As the words left her lips, she had a queasy feeling that her answer was wrong.

The bird turned to face her and revealed its other eye.

It was yellow. A sickly mustard tint. Yellow as bile, as curdled milk, that awful yellow you see in a polluted pond when the edge of the water froths into ghastly bubbles and leaves a vile stain. It was the jaundiced eye of a—

You’re a valraven, Abby thought.

You’ve answered my riddle and opened your mind to me, replied Hookeye. And until I release you, we are one!

In a horrible flash Abby felt herself wrenched out of her body and squeezed within the awful, musty, cramped insides of the centuries-old valraven. It was like being buried in a coffin full of dust, ash, and rotten food. She could smell everything the creature had devoured in the last hundred years—mouse skins, rat tails, grubs, beetles, lice and snake flies, maggots, cobwebs, fuzzy blackened fruit, and moldy cheese.

In the next instant, they were hurtling upward. Abby felt nauseated from the stench of the phantom’s insides.

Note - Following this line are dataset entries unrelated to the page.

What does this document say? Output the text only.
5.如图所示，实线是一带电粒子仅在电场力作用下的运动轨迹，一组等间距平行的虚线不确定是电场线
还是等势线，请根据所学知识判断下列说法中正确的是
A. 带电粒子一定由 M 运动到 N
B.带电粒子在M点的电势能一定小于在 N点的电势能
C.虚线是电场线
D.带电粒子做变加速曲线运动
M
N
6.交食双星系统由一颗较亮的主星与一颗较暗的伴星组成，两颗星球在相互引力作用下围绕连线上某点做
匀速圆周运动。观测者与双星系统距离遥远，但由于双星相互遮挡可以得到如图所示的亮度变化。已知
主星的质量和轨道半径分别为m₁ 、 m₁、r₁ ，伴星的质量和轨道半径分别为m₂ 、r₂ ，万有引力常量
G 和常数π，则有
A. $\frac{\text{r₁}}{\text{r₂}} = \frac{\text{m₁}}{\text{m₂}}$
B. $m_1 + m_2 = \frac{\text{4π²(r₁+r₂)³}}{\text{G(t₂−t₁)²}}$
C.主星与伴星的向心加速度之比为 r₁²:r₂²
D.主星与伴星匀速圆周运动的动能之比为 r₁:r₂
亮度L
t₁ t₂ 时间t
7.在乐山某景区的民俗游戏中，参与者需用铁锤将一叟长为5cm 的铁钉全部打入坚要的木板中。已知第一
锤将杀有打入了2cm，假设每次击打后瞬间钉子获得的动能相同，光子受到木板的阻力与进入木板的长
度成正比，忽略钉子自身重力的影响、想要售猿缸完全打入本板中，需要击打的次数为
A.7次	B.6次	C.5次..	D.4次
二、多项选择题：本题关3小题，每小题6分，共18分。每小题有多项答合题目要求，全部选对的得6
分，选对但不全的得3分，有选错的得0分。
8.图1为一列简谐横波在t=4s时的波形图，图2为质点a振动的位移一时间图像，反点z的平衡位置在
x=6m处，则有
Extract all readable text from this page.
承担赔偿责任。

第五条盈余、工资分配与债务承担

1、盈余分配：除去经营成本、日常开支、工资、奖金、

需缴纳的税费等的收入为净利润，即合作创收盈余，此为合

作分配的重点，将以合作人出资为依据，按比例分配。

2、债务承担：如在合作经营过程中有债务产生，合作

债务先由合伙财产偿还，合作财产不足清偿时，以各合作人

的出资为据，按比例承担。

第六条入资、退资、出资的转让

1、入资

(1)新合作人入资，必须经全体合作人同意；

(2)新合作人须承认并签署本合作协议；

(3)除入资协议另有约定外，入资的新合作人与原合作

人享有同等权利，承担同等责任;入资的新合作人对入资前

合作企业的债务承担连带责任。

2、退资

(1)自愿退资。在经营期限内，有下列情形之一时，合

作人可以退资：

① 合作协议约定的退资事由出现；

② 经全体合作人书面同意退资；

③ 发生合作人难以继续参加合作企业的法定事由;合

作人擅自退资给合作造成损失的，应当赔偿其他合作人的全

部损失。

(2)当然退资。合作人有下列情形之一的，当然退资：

The higher they flew, the more sickened and revolted she became, but she was determined to keep her wits about her.

Please, Mr. Whatever You Are, she began. Where are we going?

To see your friend Gabriel, replied Hookeye.

Why?

Perhaps he’ll be moved by your cries to rescue you.

Oh, so that’s it. This is all a trap to capture him, said Abby. Well, I won’t do it. I won’t say a word; I’m not going to help you trick him.

You have no choice, my dear, replied Hookeye. Now that you’re inside me, I can use your voice any way I choose.